Heung-Il Suk, Seong-Whan Lee, Dinggang Shen (2014)

For the last decade, it has been shown that neuroimaging can be a potential tool for the diagnosis of Alzheimer's Disease (AD) and its prodromal stage, Mild Cognitive Impairment (MCI), and also fusion of different modalities can further provide the complementary information to enhance diagnostic accuracy. Here, we focus on the problems of both feature representation and fusion of multimodal information from Magnetic Resonance Imaging (MRI) and Positron Emission Tomography (PET). To our best knowledge, the previous methods in the literature mostly used hand-crafted features such as cortical thickness, gray matter densities from MRI, or voxel intensities from PET, and then combined these multimodal features by simply concatenating into a long vector or transforming into a higher-dimensional kernel space. In this paper, we propose a novel method for a high-level latent and shared feature representation from neuroimaging modalities via deep learning.
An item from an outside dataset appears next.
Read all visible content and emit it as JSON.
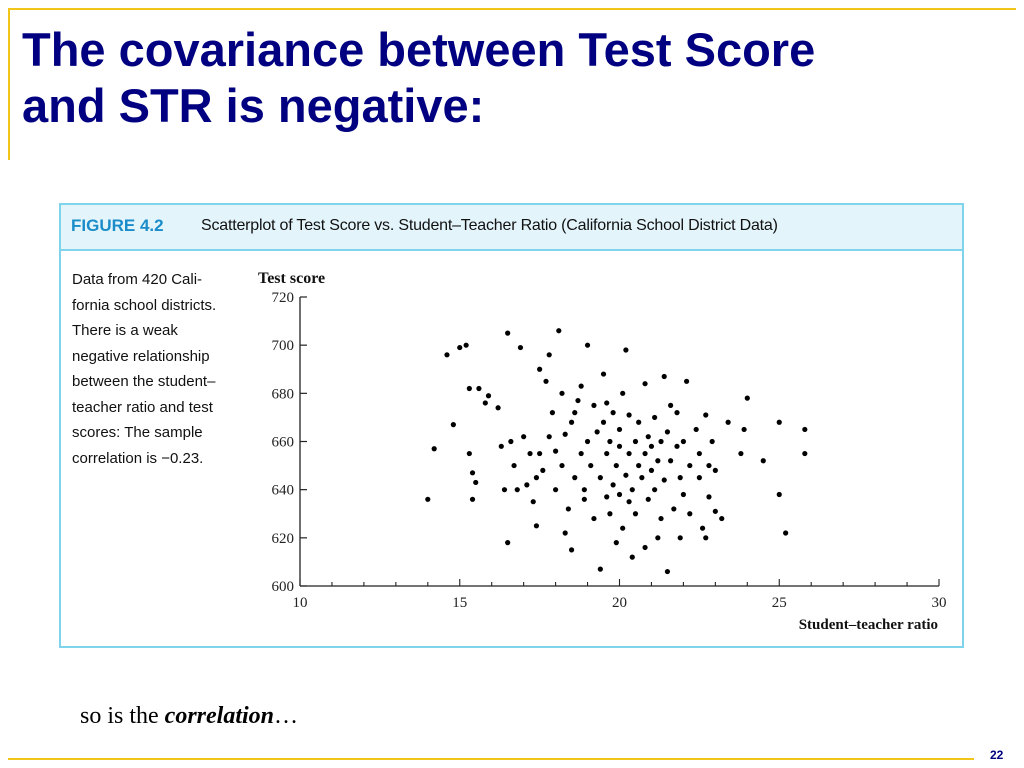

Specifically, we use Deep Boltzmann Machine (DBM)(2), a deep network with a restricted Boltzmann machine as a building block, to find a latent hierarchical feature representation from a 3D patch, and then devise a systematic method for a joint feature representation from the paired patches of MRI and PET with a multimodal DBM. To validate the effectiveness of the proposed method, we performed experiments on ADNI dataset and compared with the state-of-the-art methods. In three binary classification problems of AD vs. healthy Normal Control (NC), MCI vs. NC, and MCI converter vs. MCI non-converter, we obtained the maximal accuracies of 95.35%, 85.67%, and 74.58%, respectively, outperforming the competing methods. By visual inspection of the trained model, we observed that the proposed method could hierarchically discover the complex latent patterns inherent in both MRI and PET.